Но новый порыв ветра задувает надежду, она гаснет, как искра в степи. Люди опять опрокидываются навзничь и затихают, съежившись в своих мешках. Игнат делает вид, что беспечно храпит. Костик вздыхает. В третьем мешке кто-то тихо стонет и кашляет. Откуда-то сверху беспрерывно сеется мелкий снег, падает на лицо и тает, но к этому уже привыкли.
— Это ветер... — бормочет Костик. — Он не кончится никогда. Он будет вечно. Что делать, что делать?
Он замолкает на минуту и снова бормочет, не обращаясь ни к кому:
— Что делать, что делать, черт подери!
— Ждать! — раздается резкий голос из третьего кукуля.
Костик вздрагивает и умолкает.
В тишине слышно, как стонут доски кузова. Игнат ползком подбирается к черному ящику у борта. Это маленький, простенький радиоприемник с репродуктором «Рекорд». Игнат надевает наушники, все подымают головы и жадно прислушиваются. Из трубы вырывается зловещий свист, словно радиостанции транслируют не музыку, а пургу.

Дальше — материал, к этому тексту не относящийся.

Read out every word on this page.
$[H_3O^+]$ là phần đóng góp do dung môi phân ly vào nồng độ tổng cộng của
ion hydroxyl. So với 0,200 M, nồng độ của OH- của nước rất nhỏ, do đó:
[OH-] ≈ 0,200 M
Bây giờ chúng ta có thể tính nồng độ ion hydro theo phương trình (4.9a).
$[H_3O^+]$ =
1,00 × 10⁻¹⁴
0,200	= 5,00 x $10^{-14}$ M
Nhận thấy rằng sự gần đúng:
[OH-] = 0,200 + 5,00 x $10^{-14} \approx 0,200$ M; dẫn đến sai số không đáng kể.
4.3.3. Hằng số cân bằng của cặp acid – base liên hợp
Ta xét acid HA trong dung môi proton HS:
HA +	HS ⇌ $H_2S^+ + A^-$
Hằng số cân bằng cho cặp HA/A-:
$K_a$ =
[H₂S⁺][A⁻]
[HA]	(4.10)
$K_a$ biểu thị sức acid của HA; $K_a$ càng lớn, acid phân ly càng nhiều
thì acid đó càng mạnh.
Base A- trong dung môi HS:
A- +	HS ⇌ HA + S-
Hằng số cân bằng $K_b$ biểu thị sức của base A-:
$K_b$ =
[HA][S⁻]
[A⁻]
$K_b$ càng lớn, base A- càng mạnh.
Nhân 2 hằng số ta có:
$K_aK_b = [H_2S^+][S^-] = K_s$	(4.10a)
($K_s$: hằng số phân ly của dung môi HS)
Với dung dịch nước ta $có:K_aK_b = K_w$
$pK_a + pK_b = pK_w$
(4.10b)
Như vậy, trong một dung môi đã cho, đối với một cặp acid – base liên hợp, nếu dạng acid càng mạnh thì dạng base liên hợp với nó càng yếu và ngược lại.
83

— Москва, — вздыхает Костик. — Москва...
Свист репродуктора сливается с воем пурги. От этого кажется, что ветер стал еще злее, еще неистовей. Игнат сбрасывает наушники и молча залезает в кукуль.
— Ждать? — бормочет Костик. — До каких пор ждать, профессор? Пока наши скелеты занесет снегом? Когда едут на собаках, можно по крайней мере съесть собак, а мы...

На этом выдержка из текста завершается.